There have also been questions raised about Fort Worth police tactics since the firing of Joel Fitzgerald back in May. Fitzgerald’s attorney suggested Jefferson would still be alive if Fitzgerald were still on the job. It was intimated by Jefferson family attorney Lee Merritt that Fitzgerald, who is black, wasn’t necessarily the savior but could be the person who led reform. Merritt was smart enough to point out his desire for change does not necessarily mean a black man or woman needs to be the top cop. Merritt should know as he was involved in the Amber Guyger case and Dallas has had two black chiefs in a row.

It would be unwise to see Fitzgerald as the solution or part of the solution. This is the same Fitzgerald who was expected to become Baltimore Police Commissioner earlier this year until The Baltimore Sun discovered he lied on his resume regarding his time in Fort Worth and Allentown, Pennsylvania. This included false claims he started FWPD’s body camera program and lowered crime rates. He was also kicked out of the Texas police officers union after attempting to get around their membership requirements. He was relieved of duties by Fort Worth following a heated confrontation with the union head at a gala in Washington, DC. Fitzgerald and his attorney see his firing from Fort Worth as some form of racism but it could be he was simply inept.

We’ll more than likely find out tomorrow whether Dean will face criminal charges. It would honestly be shocking if he wasn’t charged.

The shooting was avoidable but whatever punishment Dean receives should not be considered a cure-all. Perhaps it would be wise for police officers to not see everyone or almost everyone as a potential threat. Perhaps it would also be wise to end the militarization of our police departments as suggested last year by the Texas Public Policy Foundation. MRAPs are not a legitimate need for local police departments, especially those in smaller towns and cities. The federal government needs to end its militarization incentives for local police departments.

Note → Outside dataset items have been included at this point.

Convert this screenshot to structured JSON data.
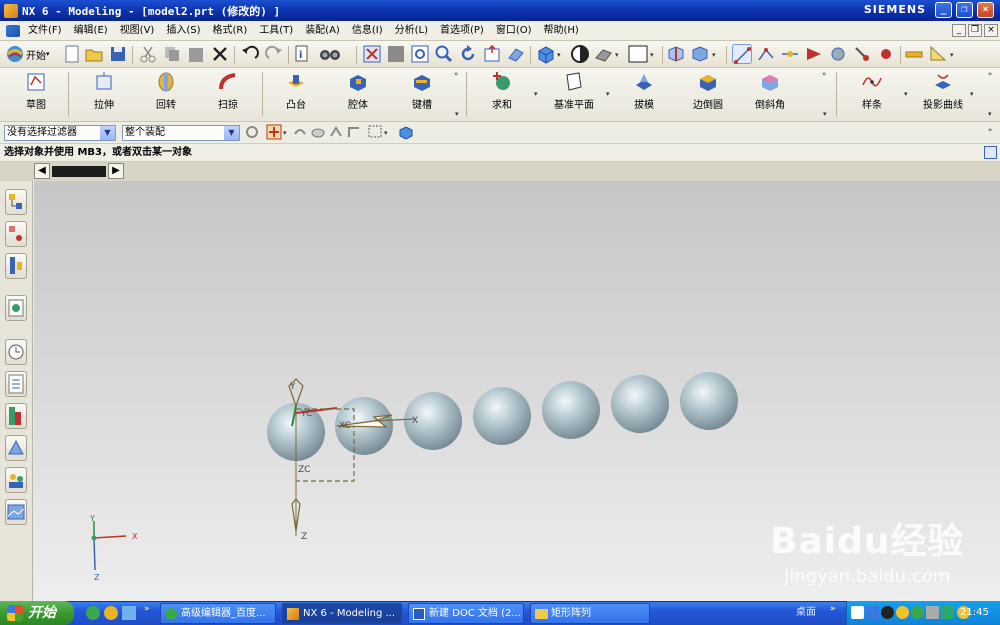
{
  "window": {
    "title": "NX 6 - Modeling - [model2.prt (修改的) ]",
    "brand": "SIEMENS",
    "minimize": "_",
    "restore": "❐",
    "close": "×"
  },
  "menu": {
    "items": [
      "文件(F)",
      "编辑(E)",
      "视图(V)",
      "插入(S)",
      "格式(R)",
      "工具(T)",
      "装配(A)",
      "信息(I)",
      "分析(L)",
      "首选项(P)",
      "窗口(O)",
      "帮助(H)"
    ]
  },
  "toolbar": {
    "start_label": "开始"
  },
  "features": {
    "items": [
      "草图",
      "拉伸",
      "回转",
      "扫掠",
      "凸台",
      "腔体",
      "键槽",
      "求和",
      "基准平面",
      "拔模",
      "边倒圆",
      "倒斜角",
      "样条",
      "投影曲线"
    ]
  },
  "filterbar": {
    "filter_value": "没有选择过滤器",
    "scope_value": "整个装配"
  },
  "status": {
    "prompt": "选择对象并使用 MB3，或者双击某一对象"
  },
  "viewport": {
    "spheres": 7,
    "wcs_labels": {
      "y": "Y",
      "yc": "YC",
      "x": "X",
      "xc": "XC",
      "zc": "ZC",
      "z": "Z"
    },
    "triad_labels": {
      "y": "Y",
      "x": "X",
      "z": "Z"
    }
  },
  "watermark": {
    "logo": "Baidu经验",
    "url": "jingyan.baidu.com"
  },
  "taskbar": {
    "start": "开始",
    "tasks": [
      "高级编辑器_百度...",
      "NX 6 - Modeling ...",
      "新建 DOC 文档 (2...",
      "矩形阵列"
    ],
    "desktop": "桌面",
    "clock": "21:45"
  },
  "colors": {
    "titlebar": "#0a2fa8",
    "sphere": "#a9bcc6",
    "wcs": "#7a6a3a",
    "taskbar": "#2456d6",
    "start": "#3a9a2f"
  }
}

All these potential solutions will take time and patience from both the community and law enforcement. Mistakes will be made and those who make them should be punished for their crime. Not making changes will only result in the death of more innocents.

Update: Fort Worth police announced this evening they arrested Dean for murder. Interim Police Chief Ed Kraus is expected to give more information at a news conference on Tuesday.